EU competition regulators on Monday approved a 380-million-euro German bridging loan to Thomas Cook’s German airline Condor, saying the measure would ensure the continuation of air transport services.
Condor ran into a liquidity problem after its parent company and the world’s oldest travel firm Thomas Cook collapsed last month.
In other words, the UK government need not have let Thomas Cook fail. It could have guaranteed a loan that meant it did not have to fall to ABTA, which is guaranteed by the UK government, to spend more than the value of the required loan guarantee to repatriate vast numbers of people who could have instead continued their holidays uninterrupted whilst an orderly reorganisation of Thomas Cook could have been arranged. And EU law permitted that.
It’s often said that the EU obstructs commercial matters to promote competition: the reality is it very clearly takes reality into account. This is a case in point. It’s the UK government and free-market ideologues who promote the idea that the EU is a problem. Very often it is not. And the left should take note.

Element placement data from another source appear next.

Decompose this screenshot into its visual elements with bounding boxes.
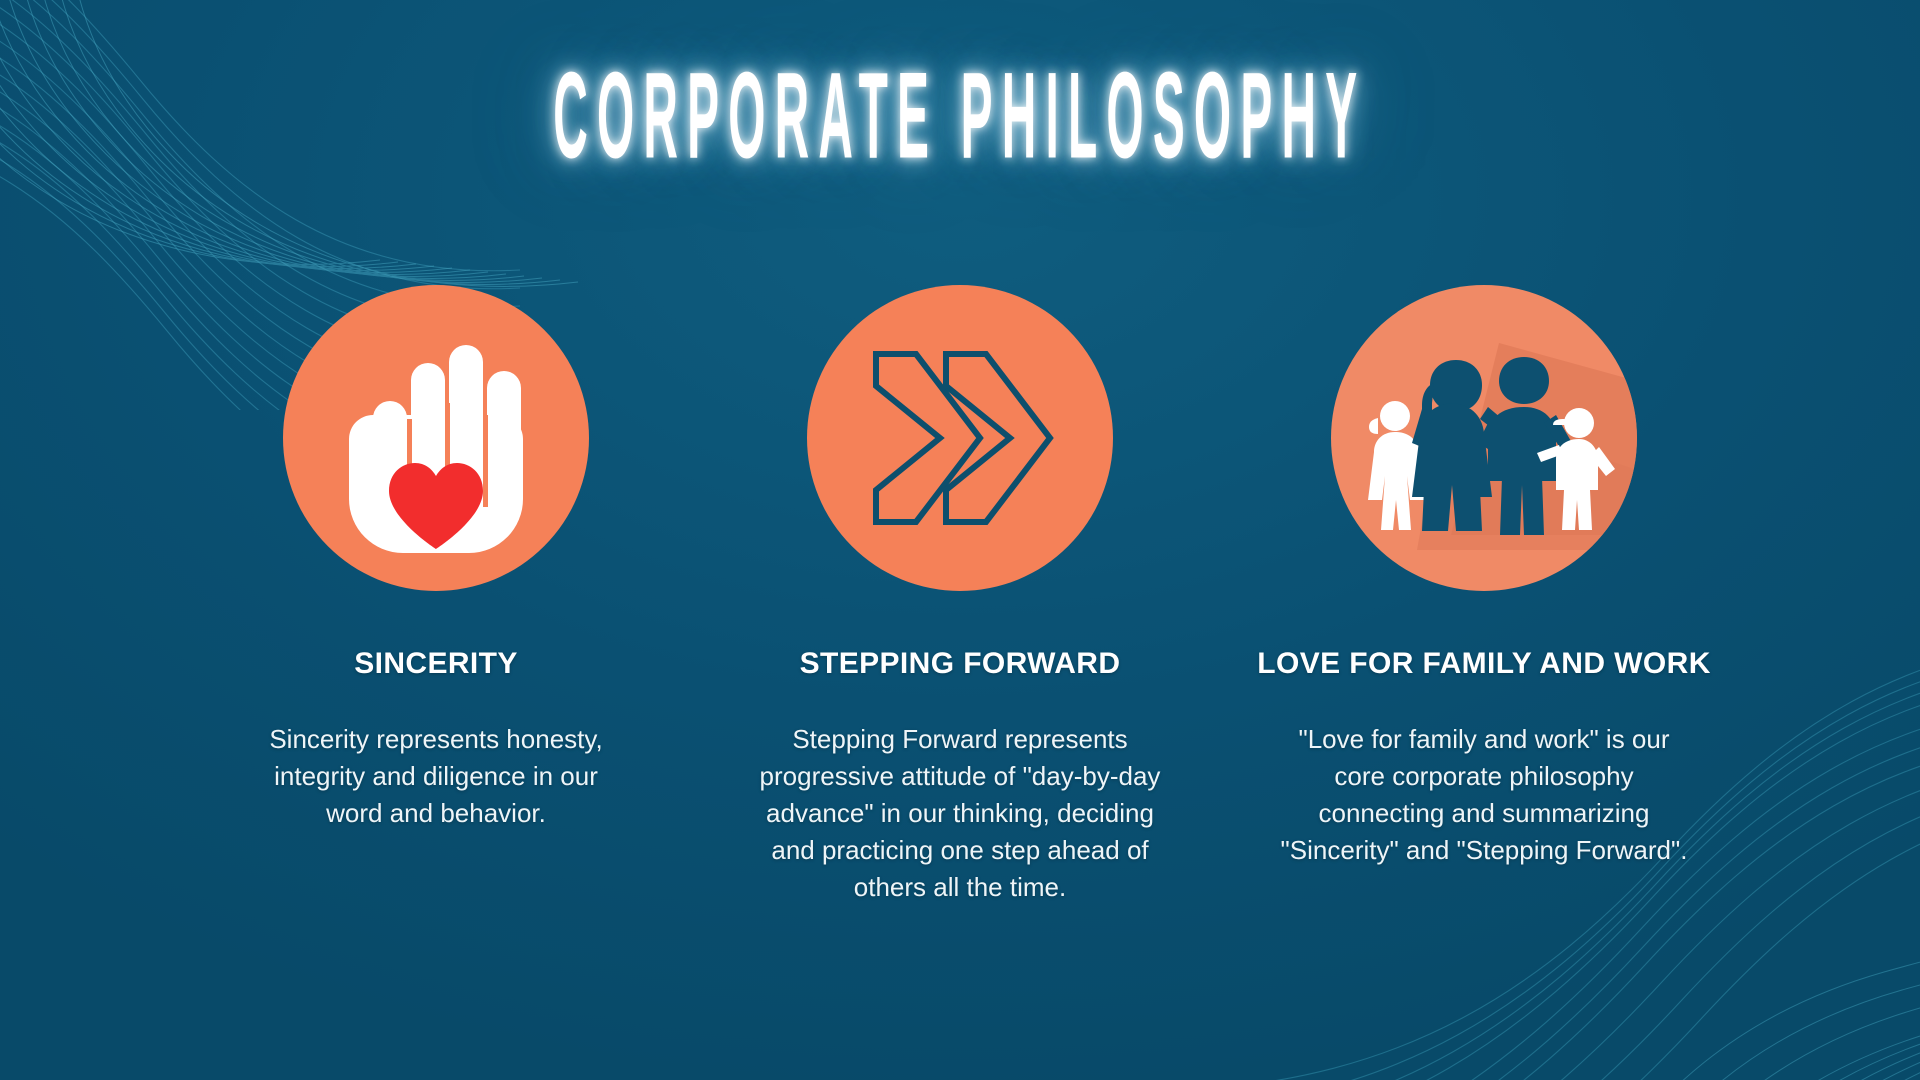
family-group-icon [1331, 285, 1637, 591]
column-body-text: Stepping Forward represents progressive … [750, 721, 1170, 906]
slide-canvas: CORPORATE PHILOSOPHY [0, 0, 1920, 1080]
column-heading: SINCERITY [354, 647, 518, 681]
philosophy-column-stepping-forward: STEPPING FORWARD Stepping Forward repres… [760, 285, 1160, 906]
hand-with-heart-icon [283, 285, 589, 591]
family-group-glyph [1331, 285, 1637, 591]
philosophy-column-sincerity: SINCERITY Sincerity represents honesty, … [236, 285, 636, 832]
double-chevron-glyph [860, 338, 1060, 538]
page-title: CORPORATE PHILOSOPHY [553, 55, 1366, 178]
double-chevron-right-icon [807, 285, 1113, 591]
column-heading: LOVE FOR FAMILY AND WORK [1257, 647, 1711, 681]
column-body-text: "Love for family and work" is our core c… [1279, 721, 1689, 869]
column-body-text: Sincerity represents honesty, integrity … [246, 721, 626, 832]
slide-title-container: CORPORATE PHILOSOPHY [0, 55, 1920, 159]
philosophy-column-love-for-family-and-work: LOVE FOR FAMILY AND WORK "Love for famil… [1284, 285, 1684, 869]
hand-with-heart-glyph [331, 323, 541, 553]
column-heading: STEPPING FORWARD [800, 647, 1121, 681]
philosophy-columns: SINCERITY Sincerity represents honesty, … [0, 285, 1920, 906]
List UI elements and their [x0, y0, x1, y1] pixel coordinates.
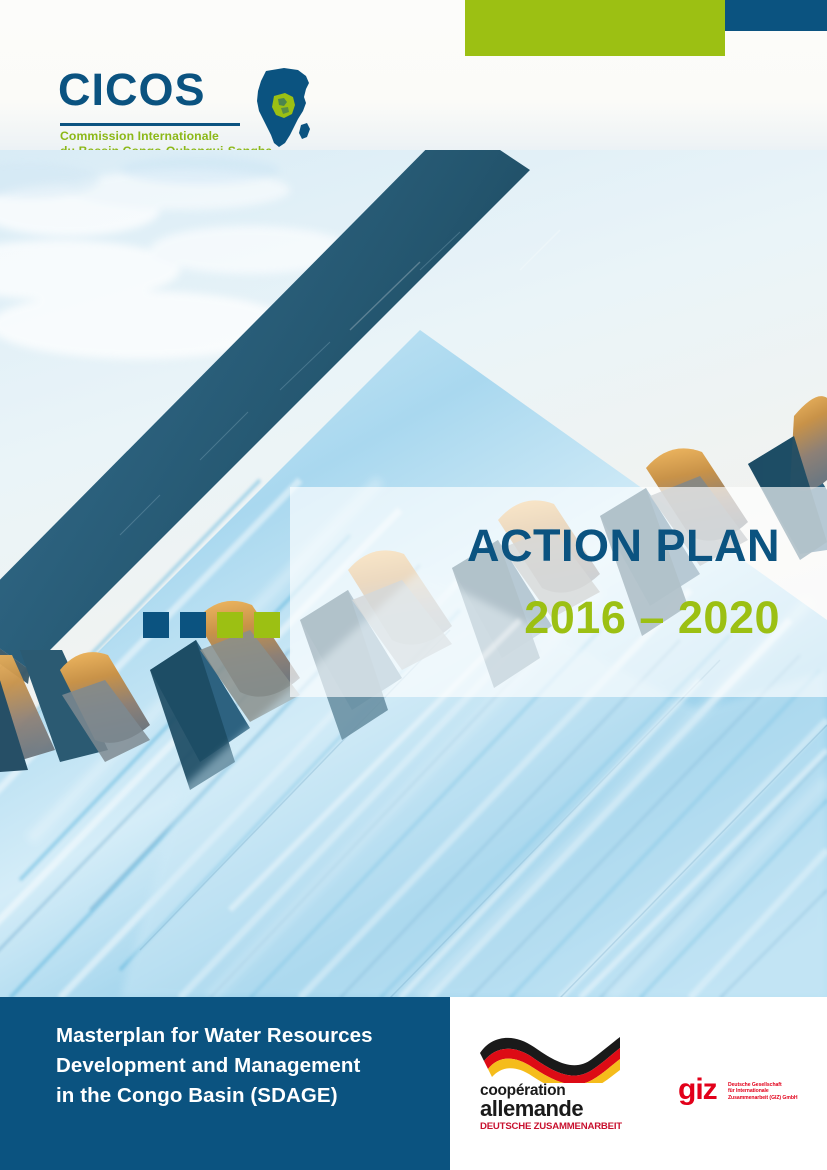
page-subtitle-years: 2016 – 2020	[290, 593, 780, 643]
square-marker-2	[180, 612, 206, 638]
logo-divider-rule	[60, 123, 240, 126]
cicos-wordmark: CICOS	[58, 66, 206, 114]
giz-wordmark: giz	[678, 1074, 717, 1106]
square-marker-3	[217, 612, 243, 638]
german-cooperation-logo: coopération allemande DEUTSCHE ZUSAMMENA…	[472, 1031, 632, 1134]
square-marker-4	[254, 612, 280, 638]
document-cover-page: CICOS Commission Internationale du Bassi…	[0, 0, 827, 1170]
giz-tagline: Deutsche Gesellschaft für Internationale…	[728, 1082, 803, 1101]
german-flag-ribbon-icon	[474, 1031, 626, 1083]
header-green-block	[465, 0, 725, 56]
footer-subtitle: Masterplan for Water Resources Developme…	[56, 1021, 436, 1111]
square-marker-1	[143, 612, 169, 638]
coop-line-3: DEUTSCHE ZUSAMMENARBEIT	[480, 1121, 622, 1132]
square-markers	[143, 612, 280, 638]
giz-logo: giz Deutsche Gesellschaft für Internatio…	[678, 1078, 800, 1110]
coop-line-2: allemande	[480, 1097, 583, 1121]
page-title: ACTION PLAN	[290, 521, 780, 571]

That a parent company goes bust does not mean that the subsidiary is also bust. That T Cook went bust does not mean that all subsidiaries of T Cook are bust.
Further, that Condor is perhaps viable but that T Cook airline is not are different issues. Whether or not T Cook could have been bailed out by the UK government depends upon whether T Cook was perhaps viable. With that £3 billion hole perhaps not.
Whether or not T Cook airline could have been subsidised depends upon whether T Cook airline was perhaps viable or not.
That a possibly viable subsidiary got support doesn’t mean that a possibly not viable one would be legally able to have the same.